Van Zuylen van Nijevelt trad in november 1861 af, omdat zijn conservatieve opvattingen op koloniaal gebied niet werden gedeeld door de andere ministers en door de koning.

4.

Bijzonderheden en wetgeving

  • Het kabinet erkende Victor Emanuel als koning van Italië, het land dat door Garibaldi in 1860 werd gesticht na strijd tegen het koninkrijk van de twee Sicilies. Omdat de kerkelijke staat daardoor werd bedreigd, lag erkenning gevoelig bij de katholieken.
  • De Eerste Kamer verwierp een wijziging van de Postwet, omdat zij vreesde dat de verlaging van de porto te nadelig was voor de schatkist.

De belangrijkste wet van het kabinet waren:

  • de Wet op de raad van state (1861)

    Door deze wet was de Raad van State niet langer adviesorgaan van de Koning. Over alle wetsvoorstellen en maatregelen van inwendig bestuur moet de Raad advies uitbrengen. Voorstellen tot vernietiging van besluiten van Provinciale of Gedeputeerde Staten of van gemeentebesturen worden aan de Raad voorgelegd. Een afzonderlijke afdeling onderzoekt geschillen van bestuur.

  • de Wet op de nationale militie (1861)

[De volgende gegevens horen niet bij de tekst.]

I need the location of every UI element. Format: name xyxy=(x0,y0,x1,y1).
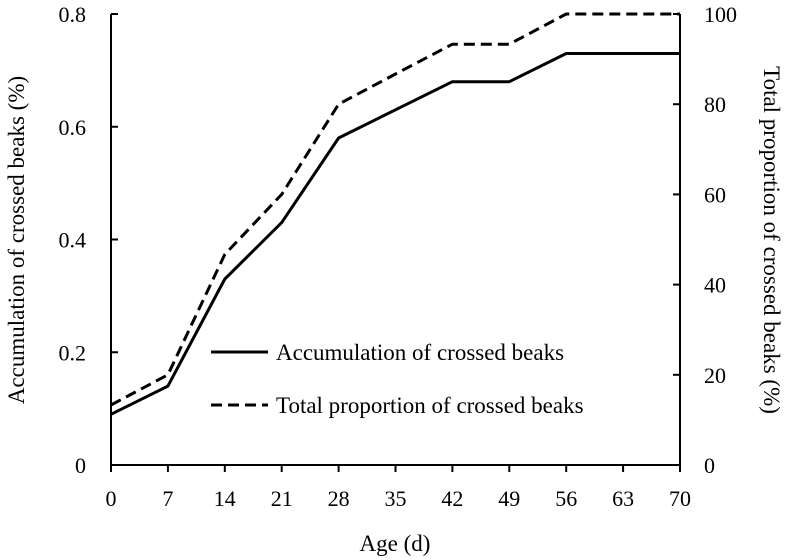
x-tick-label: 63 xyxy=(612,486,634,511)
x-tick-label: 21 xyxy=(271,486,293,511)
x-tick-label: 0 xyxy=(106,486,117,511)
series-line-accumulation xyxy=(110,52,680,416)
right-y-axis-title: Total proportion of crossed beaks (%) xyxy=(759,66,784,414)
legend: Accumulation of crossed beaks Total prop… xyxy=(211,340,584,418)
x-tick-label: 35 xyxy=(385,486,407,511)
x-axis-ticks: 0 7 14 21 28 35 42 49 56 63 70 xyxy=(106,465,691,511)
right-y-tick-label: 40 xyxy=(704,273,726,298)
left-y-tick-label: 0.2 xyxy=(59,340,87,365)
x-tick-label: 49 xyxy=(498,486,520,511)
x-tick-label: 28 xyxy=(328,486,350,511)
right-y-tick-label: 20 xyxy=(704,363,726,388)
left-y-tick-label: 0.4 xyxy=(59,228,87,253)
right-y-axis-ticks: 0 20 40 60 80 100 xyxy=(673,2,737,478)
left-y-tick-label: 0.6 xyxy=(59,115,87,140)
left-y-tick-label: 0 xyxy=(75,453,86,478)
x-tick-label: 56 xyxy=(555,486,577,511)
legend-label-accumulation: Accumulation of crossed beaks xyxy=(276,340,564,365)
right-y-tick-label: 60 xyxy=(704,182,726,207)
x-tick-label: 42 xyxy=(441,486,463,511)
right-y-tick-label: 80 xyxy=(704,92,726,117)
x-axis-title: Age (d) xyxy=(360,531,431,556)
legend-label-total-proportion: Total proportion of crossed beaks xyxy=(276,393,584,418)
left-y-axis-ticks: 0 0.2 0.4 0.6 0.8 xyxy=(59,2,118,478)
x-tick-label: 14 xyxy=(214,486,236,511)
series-line-total-proportion xyxy=(110,12,680,407)
right-y-tick-label: 0 xyxy=(704,453,715,478)
x-tick-label: 7 xyxy=(162,486,173,511)
left-y-axis-title: Accumulation of crossed beaks (%) xyxy=(4,76,29,404)
series-layer xyxy=(110,12,680,416)
right-y-tick-label: 100 xyxy=(704,2,737,27)
x-tick-label: 70 xyxy=(669,486,691,511)
left-y-tick-label: 0.8 xyxy=(59,2,87,27)
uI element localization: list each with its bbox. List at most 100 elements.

    Deze wet bepaalde dat de militie (het leger) zoveel mogelijk uit vrijwilligers moeste worden samengesteld, maar dat zij voltallig werd gemaakt door loting uit ingezetenen van 20 jaar. Het jaarlijkse contigent was 11.000. Een deel daarvan (600 man) werd bestemd voor de dienst op zee. Er waren vrijstellingen wegens ongeschiktheid, broederdienst en voor enige zoons. De militieraad deed uitspraak over een verzoek tot vrijstelling. Plaatsvervanging van uitgelotenen tegen betaling (remplacering) was mogelijk.